Dodgers title celebration tainted by Turner


Courtesy of @dodgers on Twitter

The Dodgers won the MLB World Series after a strong performance from their bullpen in the final game.

Jackson Rudoff, Copy Editor

On Oct. 27, 2020, the Los Angeles Dodgers, after nearly a decade of so-close-yet-so-far playoff appearances, finally captured their seventh World Series title. After being stifled by Tampa Bay Rays’ ace Blake Snell for 5 1/3 innings, Rays’ manager Kevin Cash made the puzzling decision to pull Snell after he gave up a bloop single. It all snowballed from there, as the Dodgers immediately capitalized upon a subpar appearance by reliever Nick Anderson. 

Although the Dodgers only scored three, it was more than enough—as their bullpen shut things down—to secure their first championship since 1988. Calling this achievement satisfying would be an understatement, as the Dodgers infamously fell short in either the World Series or the National League Championship Series three out of the last four years. Their previous disappointment was only compounded by the revelation that the Houston Astros were engaged in an elaborate trash can-based sign-stealing effort. These factors combined made the Dodgers somewhat of a sympathetic team, despite their deus ex machina lineup made possible by deep pockets. 

But 2020, of course, couldn’t resist surprising us and quickly tearing things down. In a year where baseball has become a game of heroes and villains, tragedy can ensue suddenly, and without prejudice. 

Enter Justin Turner, who, in the span of a few hours, managed to completely shift the narrative of the Dodgers’ victory. 

Surveillance testing has been a feature of the MLB playoff bubble, and players were typically aware of results prior to games. An inconclusive result meant that Turner could take the field, but he was eventually pulled after his results came back positive in the eighth inning. Word eventually spread (no pun intended) as to why Turner was out. 

So when the Dodgers did their victory march around the field, why was Turner out there with them?
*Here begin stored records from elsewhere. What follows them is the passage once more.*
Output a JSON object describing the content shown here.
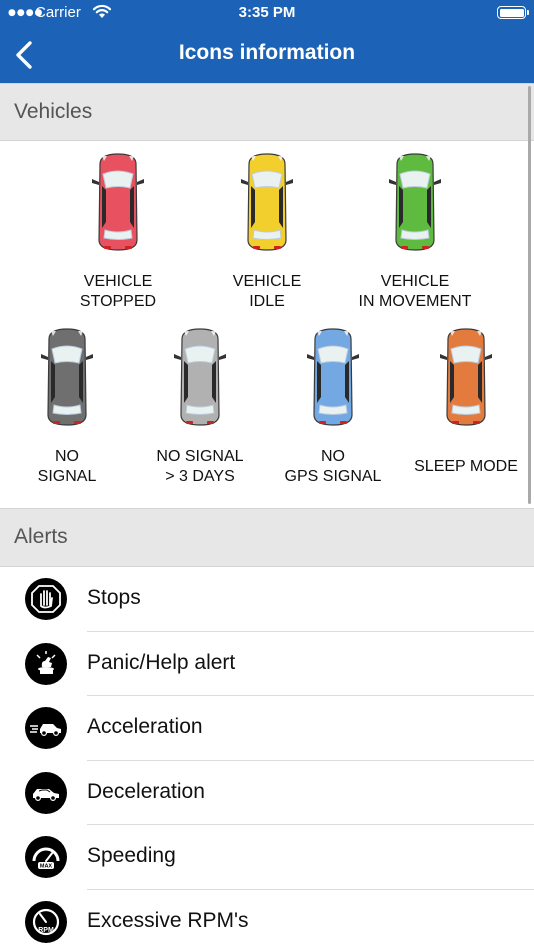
{
  "status_bar": {
    "carrier": "Carrier",
    "time": "3:35 PM"
  },
  "nav": {
    "title": "Icons information"
  },
  "vehicles_section": {
    "header": "Vehicles",
    "row1": [
      {
        "label": "VEHICLE\nSTOPPED",
        "color": "#e8515f"
      },
      {
        "label": "VEHICLE\nIDLE",
        "color": "#f2cf2c"
      },
      {
        "label": "VEHICLE\nIN MOVEMENT",
        "color": "#5fbb3f"
      }
    ],
    "row2": [
      {
        "label": "NO\nSIGNAL",
        "color": "#6f6f6f"
      },
      {
        "label": "NO SIGNAL\n> 3 DAYS",
        "color": "#b1b1b1"
      },
      {
        "label": "NO\nGPS SIGNAL",
        "color": "#73a8e2"
      },
      {
        "label": "SLEEP MODE",
        "color": "#e47b3e"
      }
    ]
  },
  "alerts_section": {
    "header": "Alerts",
    "items": [
      {
        "label": "Stops",
        "icon": "stop-hand-icon"
      },
      {
        "label": "Panic/Help alert",
        "icon": "panic-button-icon"
      },
      {
        "label": "Acceleration",
        "icon": "acceleration-car-icon"
      },
      {
        "label": "Deceleration",
        "icon": "deceleration-car-icon"
      },
      {
        "label": "Speeding",
        "icon": "speedometer-max-icon"
      },
      {
        "label": "Excessive RPM's",
        "icon": "rpm-gauge-icon"
      }
    ]
  }
}
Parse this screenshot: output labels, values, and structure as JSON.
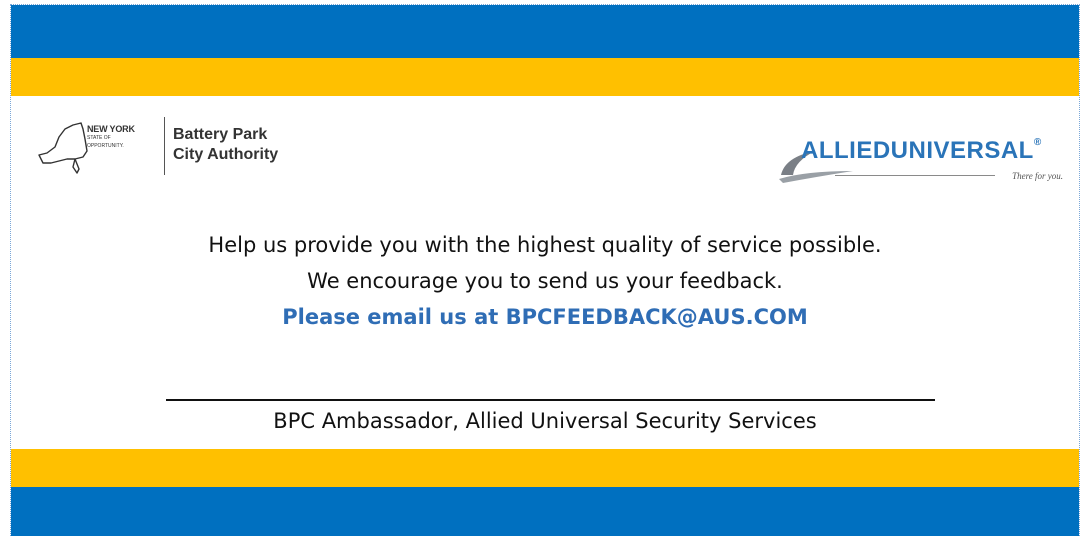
{
  "colors": {
    "band_blue": "#0070c0",
    "band_gold": "#ffc000",
    "email_blue": "#2f6db5",
    "allied_blue": "#2a74b8"
  },
  "ny_logo": {
    "wordmark": "NEW YORK",
    "sub_line1": "STATE OF",
    "sub_line2": "OPPORTUNITY.",
    "org_line1": "Battery Park",
    "org_line2": "City Authority"
  },
  "allied_logo": {
    "name": "ALLIEDUNIVERSAL",
    "registered": "®",
    "tagline": "There for you."
  },
  "message": {
    "line1": "Help us provide you with the highest quality of service possible.",
    "line2": "We encourage you to send us your feedback.",
    "line3": "Please email us at BPCFEEDBACK@AUS.COM"
  },
  "signature": {
    "label": "BPC Ambassador, Allied Universal Security Services"
  }
}
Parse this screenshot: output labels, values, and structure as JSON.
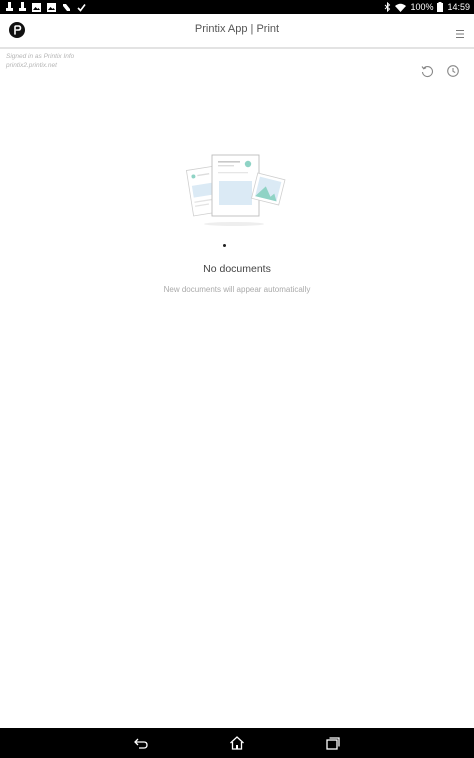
{
  "status_bar": {
    "left_icons": [
      "notification-icon",
      "notification-icon",
      "image-icon",
      "image-icon",
      "n-app-icon",
      "check-icon"
    ],
    "right_icons": [
      "bluetooth-icon",
      "wifi-icon",
      "battery-icon"
    ],
    "battery": "100%",
    "time": "14:59"
  },
  "header": {
    "title": "Printix App | Print",
    "logo_icon": "printix-logo-icon",
    "menu_icon": "menu-icon"
  },
  "account": {
    "signed_in": "Signed in as Printix Info",
    "domain": "printix2.printix.net"
  },
  "toolbar": {
    "refresh_icon": "refresh-icon",
    "history_icon": "history-icon"
  },
  "empty_state": {
    "title": "No documents",
    "subtitle": "New documents will appear automatically"
  },
  "nav_bar": {
    "back_icon": "back-icon",
    "home_icon": "home-icon",
    "recents_icon": "recents-icon"
  },
  "colors": {
    "accent": "#8fd3c5",
    "illustration_blue": "#dbeaf5",
    "header_border": "#e3e3e3",
    "status_bg": "#000000"
  }
}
More importantly, why was Turner pictured maskless, hugging players, kissing his wife and sitting directly next to the Dodgers’ manager, Dave Roberts, a recent cancer survivor?

Almost instantly, Turner seemingly did the impossible: He introduced yet another asterisk to a team’s moment of greatness. In this case, at least, it didn’t disparage the quality of their win. What it did do, though, is provide a fitting end for the season, one demonstrative of just how fragile coronavirus precautions are. It only takes one person to make a situation unsafe, and Turner’s romp around the field will likely go down in history as live footage of a super-spreader event.

Blame should also be assigned to officials at the field, however. When asked about how he was able to easily violate the pre-arranged quarantine measures, a source indicated that Turner simply refused to comply after they won. How exactly he was able to easily defy security is unclear, but it probably amounted to him saying “I’d prefer not to” and taking the field unobstructed.

The MLB announced that it is investigating the situation, yet that feels like too little, too late. Turner’s damage has already been done, and regardless of how many people test positive in the next few days, he’s cast a shadow over a moment of glory. His behavior is exactly the opposite of the image that the MLB was hoping to set for the public. And without swift discipline, this stunt will likely reinforce the poor precedent for safety that Americans have already established.

Just as the Dodgers came so close to a title in previous years, the MLB saw the optics of its measures fall apart within the last hours of the season. It’s unfortunate, but appropriate, given the circumstances of this year as a whole.